Plain text files are not well suited to storing the large volumes of data generated for and by ensemble streamflow forecasts with numerical weather prediction models. netCDF is a binary file format developed primarily for climate, ocean and meteorological data. Detailed, formalised descriptions of the data (metadata) can be included inside the netCDF file, and netCDF can store highly compressed data, making the format suitable for the STF project. However, netCDF has traditionally been used to store time slices of gridded data, rather than complete time series of point data. This document describes the conventions we have developed for storing complete time series data used in ensemble streamflow forecasting in netCDF.

NetCDF Introduction and Terms

NetCDF is a binary format, which renders it unintelligible to text editors. It also results in a significant decrease in data size, dis-ambiguity in format, platform independence and implementation independence.
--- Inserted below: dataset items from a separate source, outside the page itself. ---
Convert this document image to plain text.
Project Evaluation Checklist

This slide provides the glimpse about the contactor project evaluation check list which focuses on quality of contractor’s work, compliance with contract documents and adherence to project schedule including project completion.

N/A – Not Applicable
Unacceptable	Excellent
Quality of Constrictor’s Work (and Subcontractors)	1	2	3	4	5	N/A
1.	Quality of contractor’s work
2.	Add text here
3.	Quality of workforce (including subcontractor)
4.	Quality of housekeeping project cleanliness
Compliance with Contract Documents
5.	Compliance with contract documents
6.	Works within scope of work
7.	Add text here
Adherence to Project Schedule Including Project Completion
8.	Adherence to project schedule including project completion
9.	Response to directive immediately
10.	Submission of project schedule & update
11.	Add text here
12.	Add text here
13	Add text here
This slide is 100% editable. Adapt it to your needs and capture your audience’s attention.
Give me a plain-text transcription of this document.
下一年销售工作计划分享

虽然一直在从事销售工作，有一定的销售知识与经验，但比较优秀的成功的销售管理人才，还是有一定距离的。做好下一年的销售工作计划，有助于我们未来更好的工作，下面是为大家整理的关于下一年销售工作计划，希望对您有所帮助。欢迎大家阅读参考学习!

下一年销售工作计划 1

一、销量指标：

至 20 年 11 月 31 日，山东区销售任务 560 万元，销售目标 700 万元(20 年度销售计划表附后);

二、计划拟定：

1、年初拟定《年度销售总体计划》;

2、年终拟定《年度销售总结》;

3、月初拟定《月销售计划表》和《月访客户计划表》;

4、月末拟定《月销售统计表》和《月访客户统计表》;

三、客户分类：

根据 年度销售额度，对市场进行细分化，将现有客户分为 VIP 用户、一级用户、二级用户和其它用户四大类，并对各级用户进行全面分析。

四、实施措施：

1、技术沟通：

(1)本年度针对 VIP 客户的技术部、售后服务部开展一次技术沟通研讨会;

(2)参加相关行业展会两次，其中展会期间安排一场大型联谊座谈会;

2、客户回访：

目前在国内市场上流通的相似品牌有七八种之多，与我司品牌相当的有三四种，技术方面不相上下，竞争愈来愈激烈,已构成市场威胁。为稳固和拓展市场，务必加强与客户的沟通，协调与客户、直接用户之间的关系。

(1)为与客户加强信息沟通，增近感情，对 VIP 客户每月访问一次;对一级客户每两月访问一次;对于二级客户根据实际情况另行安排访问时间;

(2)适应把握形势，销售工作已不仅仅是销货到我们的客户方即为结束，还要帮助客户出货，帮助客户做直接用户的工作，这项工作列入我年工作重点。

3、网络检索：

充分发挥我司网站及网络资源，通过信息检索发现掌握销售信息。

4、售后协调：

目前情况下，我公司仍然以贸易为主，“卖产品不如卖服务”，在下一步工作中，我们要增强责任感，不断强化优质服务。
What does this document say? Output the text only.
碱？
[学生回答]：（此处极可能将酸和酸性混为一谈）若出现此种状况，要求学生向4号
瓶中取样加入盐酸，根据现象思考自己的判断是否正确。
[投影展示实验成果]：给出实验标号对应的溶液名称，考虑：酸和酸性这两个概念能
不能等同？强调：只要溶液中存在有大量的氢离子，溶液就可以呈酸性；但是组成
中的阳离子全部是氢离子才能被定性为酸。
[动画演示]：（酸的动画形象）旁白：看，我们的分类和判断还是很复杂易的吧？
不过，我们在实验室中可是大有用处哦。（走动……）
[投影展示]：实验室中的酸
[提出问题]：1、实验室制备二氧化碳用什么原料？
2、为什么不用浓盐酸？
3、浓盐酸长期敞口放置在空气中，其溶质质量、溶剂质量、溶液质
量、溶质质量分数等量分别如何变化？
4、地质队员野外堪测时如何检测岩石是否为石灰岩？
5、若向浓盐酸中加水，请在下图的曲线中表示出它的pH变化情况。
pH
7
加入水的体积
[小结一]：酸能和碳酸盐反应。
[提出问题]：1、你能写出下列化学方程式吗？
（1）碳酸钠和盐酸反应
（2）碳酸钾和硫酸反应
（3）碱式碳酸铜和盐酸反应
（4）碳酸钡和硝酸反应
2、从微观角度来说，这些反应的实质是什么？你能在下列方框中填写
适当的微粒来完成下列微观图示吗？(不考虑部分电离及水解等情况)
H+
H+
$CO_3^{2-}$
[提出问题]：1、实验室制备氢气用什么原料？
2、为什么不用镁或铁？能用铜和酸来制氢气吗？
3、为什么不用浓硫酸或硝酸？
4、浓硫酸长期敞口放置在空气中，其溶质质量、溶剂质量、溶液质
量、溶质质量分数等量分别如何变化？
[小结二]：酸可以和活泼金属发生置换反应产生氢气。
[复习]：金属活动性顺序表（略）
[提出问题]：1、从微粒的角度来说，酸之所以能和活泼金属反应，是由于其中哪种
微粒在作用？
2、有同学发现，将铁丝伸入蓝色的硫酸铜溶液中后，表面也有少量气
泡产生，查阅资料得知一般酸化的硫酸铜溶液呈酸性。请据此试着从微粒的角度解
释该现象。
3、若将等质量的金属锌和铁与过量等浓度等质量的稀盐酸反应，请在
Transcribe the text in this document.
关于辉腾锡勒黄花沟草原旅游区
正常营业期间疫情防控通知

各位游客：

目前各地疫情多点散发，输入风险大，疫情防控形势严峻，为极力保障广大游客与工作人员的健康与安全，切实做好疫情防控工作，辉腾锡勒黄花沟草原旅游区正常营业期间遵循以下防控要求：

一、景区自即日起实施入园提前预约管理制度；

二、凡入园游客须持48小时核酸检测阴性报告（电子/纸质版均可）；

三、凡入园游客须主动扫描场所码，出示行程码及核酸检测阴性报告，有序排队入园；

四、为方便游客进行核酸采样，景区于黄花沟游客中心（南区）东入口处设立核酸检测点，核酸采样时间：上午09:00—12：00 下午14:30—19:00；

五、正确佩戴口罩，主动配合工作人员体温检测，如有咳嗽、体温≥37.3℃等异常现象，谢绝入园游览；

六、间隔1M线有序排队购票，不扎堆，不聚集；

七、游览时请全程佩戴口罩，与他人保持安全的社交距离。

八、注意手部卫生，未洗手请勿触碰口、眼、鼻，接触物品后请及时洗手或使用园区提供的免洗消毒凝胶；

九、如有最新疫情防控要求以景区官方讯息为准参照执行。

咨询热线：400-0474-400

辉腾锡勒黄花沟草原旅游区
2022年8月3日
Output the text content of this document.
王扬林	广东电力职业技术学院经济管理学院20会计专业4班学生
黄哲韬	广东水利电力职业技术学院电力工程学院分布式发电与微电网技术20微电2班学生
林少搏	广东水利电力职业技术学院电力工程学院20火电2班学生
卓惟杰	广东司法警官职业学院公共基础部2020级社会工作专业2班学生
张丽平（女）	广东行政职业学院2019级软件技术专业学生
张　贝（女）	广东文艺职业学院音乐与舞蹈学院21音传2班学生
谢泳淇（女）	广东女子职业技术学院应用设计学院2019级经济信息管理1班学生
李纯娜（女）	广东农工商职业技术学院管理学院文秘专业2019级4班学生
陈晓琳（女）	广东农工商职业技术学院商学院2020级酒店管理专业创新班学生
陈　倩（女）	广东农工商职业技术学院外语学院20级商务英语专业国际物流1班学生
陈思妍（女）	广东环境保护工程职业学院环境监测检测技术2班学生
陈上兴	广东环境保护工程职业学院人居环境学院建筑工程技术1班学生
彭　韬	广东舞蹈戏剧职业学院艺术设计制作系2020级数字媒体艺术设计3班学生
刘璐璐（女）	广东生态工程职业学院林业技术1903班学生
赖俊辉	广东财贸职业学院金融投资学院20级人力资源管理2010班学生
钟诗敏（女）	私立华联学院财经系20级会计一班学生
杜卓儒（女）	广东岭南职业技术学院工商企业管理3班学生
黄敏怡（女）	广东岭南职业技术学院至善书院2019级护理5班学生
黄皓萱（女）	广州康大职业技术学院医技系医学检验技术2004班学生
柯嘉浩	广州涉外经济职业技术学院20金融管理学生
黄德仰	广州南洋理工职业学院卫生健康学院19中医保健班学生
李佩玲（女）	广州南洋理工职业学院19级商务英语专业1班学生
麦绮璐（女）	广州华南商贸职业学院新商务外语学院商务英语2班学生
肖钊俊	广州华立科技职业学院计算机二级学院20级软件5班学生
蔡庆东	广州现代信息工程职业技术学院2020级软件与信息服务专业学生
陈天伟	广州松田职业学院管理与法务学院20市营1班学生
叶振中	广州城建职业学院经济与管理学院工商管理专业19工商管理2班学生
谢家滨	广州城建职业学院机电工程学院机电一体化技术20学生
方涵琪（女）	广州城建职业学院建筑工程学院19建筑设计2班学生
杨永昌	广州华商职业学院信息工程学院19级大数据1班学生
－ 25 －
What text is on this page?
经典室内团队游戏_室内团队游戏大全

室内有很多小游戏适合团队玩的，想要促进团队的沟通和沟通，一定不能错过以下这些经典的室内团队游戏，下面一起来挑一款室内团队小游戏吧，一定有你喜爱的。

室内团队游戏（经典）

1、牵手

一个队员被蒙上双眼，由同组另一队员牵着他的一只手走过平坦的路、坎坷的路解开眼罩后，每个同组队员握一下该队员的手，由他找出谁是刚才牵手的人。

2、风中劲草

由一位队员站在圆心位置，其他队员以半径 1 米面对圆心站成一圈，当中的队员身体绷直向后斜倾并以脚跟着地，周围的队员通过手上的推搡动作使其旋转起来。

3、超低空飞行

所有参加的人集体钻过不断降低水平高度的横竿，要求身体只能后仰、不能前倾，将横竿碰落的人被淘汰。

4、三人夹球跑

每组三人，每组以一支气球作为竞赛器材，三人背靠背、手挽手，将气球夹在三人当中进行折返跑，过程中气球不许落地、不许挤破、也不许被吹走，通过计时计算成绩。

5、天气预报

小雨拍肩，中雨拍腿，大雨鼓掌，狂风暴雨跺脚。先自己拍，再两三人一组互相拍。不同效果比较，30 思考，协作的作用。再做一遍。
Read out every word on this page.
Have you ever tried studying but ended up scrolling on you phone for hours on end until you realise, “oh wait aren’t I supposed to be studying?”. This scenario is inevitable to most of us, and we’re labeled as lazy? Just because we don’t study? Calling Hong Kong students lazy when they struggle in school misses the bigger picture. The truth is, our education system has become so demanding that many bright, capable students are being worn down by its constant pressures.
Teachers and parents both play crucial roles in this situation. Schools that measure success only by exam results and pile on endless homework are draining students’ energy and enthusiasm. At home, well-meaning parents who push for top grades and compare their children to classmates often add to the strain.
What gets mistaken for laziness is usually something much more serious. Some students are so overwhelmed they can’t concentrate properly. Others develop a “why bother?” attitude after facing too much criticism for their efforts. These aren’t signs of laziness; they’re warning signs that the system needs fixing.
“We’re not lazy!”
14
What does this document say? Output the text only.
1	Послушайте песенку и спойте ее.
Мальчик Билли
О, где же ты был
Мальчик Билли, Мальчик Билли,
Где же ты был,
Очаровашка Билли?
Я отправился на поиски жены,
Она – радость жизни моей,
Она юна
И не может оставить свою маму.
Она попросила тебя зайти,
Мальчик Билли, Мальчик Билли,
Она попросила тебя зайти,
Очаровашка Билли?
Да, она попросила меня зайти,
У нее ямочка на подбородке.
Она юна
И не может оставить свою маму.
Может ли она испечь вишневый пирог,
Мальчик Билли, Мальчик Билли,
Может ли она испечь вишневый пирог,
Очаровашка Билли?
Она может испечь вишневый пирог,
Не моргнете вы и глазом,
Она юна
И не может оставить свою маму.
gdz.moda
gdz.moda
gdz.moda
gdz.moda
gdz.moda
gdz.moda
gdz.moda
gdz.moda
The implementation independence arises from the usage of standard libraries for reading and writing in NetCDF format. All tools in this project which use netCDF format, including SWIFT, use these libraries.

The netCDF format uses dimensions, and variables, to store data. Data is stored in variables, each variable can be considered as an array, and is independent of each other variable. The data space of these variables is defined by the dimensions. For example, for a gridded rainfall data set, the dimensions may be latitude and longitude, and the variable may be millimetres per day.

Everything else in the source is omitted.